Das Buch zeichnet auch die Auswirkungen von Chinas Exportoffensive auf die USA nach; sie haben laut Blustein den Wahlsieg von Donald Trump 2016 begünstigt. Dessen Handelspolitik und besonders sein Handelskrieg gegen China habe dann aber den USA selbst geschadet: Statt Peking sei Washington zum Hauptproblem der WTO geworden. Doch nur mit des internationalen Handelsregimes könne China ökonomisch eingehegt werden. Die USA sollten zusammen mit anderen Staaten WTO-konform Druck ausüben.
Hier weckt die Argumentation Zweifel. Laut Blustein gingen die USA in den Beitrittsverhandlungen zur WTO davon aus, dass sich China nach der Integration in die WTO in Richtung eines marktwirtschaftlichen Rechtsstaats entwickeln müsse. Der Autor findet das selbst naiv. Warum aber sollte dann aber eben dieser Druck durch Integration jetzt, da China wirtschaftlich weiter erstarkt ist, besser wirken? Und wird nicht auch im Westen selbst technologische Führerschaft wegen ihrer militärischen und politischen Bedeutung zunehmend als Aufgabe des Staates gesehen?

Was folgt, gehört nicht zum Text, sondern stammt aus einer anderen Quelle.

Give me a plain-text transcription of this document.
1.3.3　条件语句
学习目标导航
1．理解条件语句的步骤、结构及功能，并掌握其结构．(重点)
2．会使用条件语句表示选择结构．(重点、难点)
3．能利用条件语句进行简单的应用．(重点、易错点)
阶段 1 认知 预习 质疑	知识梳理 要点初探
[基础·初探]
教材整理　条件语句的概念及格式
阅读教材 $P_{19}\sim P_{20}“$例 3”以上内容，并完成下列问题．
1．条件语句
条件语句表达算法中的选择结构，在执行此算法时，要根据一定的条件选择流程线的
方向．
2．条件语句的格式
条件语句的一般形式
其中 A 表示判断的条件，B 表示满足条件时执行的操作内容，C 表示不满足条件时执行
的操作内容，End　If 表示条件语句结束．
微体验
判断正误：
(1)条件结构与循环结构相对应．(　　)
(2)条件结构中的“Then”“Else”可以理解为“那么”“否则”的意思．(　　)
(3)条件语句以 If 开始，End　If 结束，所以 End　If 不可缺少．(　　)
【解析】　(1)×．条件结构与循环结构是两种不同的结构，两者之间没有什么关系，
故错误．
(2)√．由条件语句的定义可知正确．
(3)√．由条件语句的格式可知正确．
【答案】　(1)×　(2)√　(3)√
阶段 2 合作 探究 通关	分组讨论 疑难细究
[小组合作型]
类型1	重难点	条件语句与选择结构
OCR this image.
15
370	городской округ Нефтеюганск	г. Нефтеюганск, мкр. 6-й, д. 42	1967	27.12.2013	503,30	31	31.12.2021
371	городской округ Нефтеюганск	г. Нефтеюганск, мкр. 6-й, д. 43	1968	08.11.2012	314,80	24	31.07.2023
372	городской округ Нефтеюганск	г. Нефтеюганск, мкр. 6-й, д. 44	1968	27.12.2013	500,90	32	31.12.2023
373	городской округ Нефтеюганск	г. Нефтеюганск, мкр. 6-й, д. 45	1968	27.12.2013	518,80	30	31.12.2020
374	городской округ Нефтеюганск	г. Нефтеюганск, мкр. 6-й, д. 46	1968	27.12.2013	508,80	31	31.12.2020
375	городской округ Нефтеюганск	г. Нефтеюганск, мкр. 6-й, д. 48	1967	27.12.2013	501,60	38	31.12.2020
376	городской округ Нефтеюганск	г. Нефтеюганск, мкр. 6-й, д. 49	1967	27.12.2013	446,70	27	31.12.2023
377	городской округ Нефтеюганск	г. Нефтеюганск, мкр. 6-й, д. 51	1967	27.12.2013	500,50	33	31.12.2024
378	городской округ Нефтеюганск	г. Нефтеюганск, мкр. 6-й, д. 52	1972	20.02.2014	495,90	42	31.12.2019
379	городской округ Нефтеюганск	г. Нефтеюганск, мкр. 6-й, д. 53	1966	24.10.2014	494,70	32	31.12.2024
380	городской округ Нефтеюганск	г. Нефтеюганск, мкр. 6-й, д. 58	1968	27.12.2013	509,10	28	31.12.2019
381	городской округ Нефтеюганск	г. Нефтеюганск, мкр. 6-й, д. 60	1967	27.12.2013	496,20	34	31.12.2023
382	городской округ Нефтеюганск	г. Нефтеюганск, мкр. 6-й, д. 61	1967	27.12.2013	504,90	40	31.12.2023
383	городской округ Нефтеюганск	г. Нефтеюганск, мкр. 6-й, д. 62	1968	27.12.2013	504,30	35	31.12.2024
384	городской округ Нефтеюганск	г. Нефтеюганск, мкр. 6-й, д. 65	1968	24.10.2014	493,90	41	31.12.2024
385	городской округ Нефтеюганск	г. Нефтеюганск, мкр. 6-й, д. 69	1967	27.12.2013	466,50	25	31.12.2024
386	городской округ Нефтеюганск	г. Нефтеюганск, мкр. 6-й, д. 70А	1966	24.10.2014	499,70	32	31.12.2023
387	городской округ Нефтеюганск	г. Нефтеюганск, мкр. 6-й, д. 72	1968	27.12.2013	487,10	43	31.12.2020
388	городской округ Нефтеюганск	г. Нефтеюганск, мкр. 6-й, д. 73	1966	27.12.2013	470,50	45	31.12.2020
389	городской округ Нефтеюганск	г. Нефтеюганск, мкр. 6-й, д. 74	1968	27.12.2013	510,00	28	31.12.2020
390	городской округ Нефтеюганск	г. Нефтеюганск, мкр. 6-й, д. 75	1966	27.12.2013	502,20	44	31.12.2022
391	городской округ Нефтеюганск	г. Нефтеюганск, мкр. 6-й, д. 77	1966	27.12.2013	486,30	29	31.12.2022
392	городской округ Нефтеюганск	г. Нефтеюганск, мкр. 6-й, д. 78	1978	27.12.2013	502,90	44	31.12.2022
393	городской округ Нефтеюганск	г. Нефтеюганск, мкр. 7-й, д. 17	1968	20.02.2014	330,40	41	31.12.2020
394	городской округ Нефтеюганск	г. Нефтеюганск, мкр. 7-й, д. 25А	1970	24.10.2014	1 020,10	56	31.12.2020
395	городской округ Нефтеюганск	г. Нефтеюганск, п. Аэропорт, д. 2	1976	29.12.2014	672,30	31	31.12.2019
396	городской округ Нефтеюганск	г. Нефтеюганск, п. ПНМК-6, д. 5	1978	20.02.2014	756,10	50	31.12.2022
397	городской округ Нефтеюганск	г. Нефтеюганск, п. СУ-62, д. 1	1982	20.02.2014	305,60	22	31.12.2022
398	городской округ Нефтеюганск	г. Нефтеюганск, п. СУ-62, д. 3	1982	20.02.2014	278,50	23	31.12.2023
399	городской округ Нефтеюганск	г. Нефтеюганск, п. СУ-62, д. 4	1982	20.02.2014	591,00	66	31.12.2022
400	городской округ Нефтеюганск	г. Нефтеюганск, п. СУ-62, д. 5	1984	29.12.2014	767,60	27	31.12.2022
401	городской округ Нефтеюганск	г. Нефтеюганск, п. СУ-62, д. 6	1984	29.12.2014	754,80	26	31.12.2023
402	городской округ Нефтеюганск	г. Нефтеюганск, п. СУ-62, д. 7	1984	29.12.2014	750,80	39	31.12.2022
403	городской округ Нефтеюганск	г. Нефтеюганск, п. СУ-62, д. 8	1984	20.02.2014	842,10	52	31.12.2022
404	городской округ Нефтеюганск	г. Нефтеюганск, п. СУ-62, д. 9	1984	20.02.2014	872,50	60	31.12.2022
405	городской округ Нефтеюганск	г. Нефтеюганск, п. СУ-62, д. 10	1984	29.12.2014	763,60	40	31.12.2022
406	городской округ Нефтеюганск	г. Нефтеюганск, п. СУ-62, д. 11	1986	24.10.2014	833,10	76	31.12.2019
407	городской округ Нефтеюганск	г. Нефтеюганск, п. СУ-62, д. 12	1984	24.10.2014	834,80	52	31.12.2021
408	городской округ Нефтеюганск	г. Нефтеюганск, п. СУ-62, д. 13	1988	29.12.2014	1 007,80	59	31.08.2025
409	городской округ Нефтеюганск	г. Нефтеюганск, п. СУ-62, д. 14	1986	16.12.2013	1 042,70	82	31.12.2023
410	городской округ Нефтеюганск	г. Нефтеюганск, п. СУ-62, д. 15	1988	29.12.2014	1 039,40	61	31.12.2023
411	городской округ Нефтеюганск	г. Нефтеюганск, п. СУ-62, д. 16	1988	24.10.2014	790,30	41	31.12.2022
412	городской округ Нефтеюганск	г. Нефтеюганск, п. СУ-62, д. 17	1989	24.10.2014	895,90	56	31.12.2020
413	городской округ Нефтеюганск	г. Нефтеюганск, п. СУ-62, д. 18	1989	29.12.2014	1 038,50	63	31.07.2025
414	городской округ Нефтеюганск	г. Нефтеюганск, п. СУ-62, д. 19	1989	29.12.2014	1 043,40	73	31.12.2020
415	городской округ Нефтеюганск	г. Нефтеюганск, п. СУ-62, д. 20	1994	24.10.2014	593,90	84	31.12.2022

Das Buch ist stark aus US-Perspektive geschrieben, würdigt aber auch chinesische Stimmen recht fair. Trotz des schweren Themas ist es sehr gut lesbar. Blustein hat mit Zeitzeugen gesprochen, schildert lebendig viele Verhandlungsprozesse und macht damit Mechanismen und Grenzen der Handelspolitik klar – einschließlich der Differenzen innerhalb beider Regierungen. Er erklärt verständlich die zugrunde liegenden ökonomischen Sachverhalte und die Auswirkungen von Handelsregeln und Handelshemmnissen. Das Buch bietet damit auch einen guten Einstieg in die Praxis des Welthandelsregimes. Nur eine Bibliografie und ein Register fehlen leider.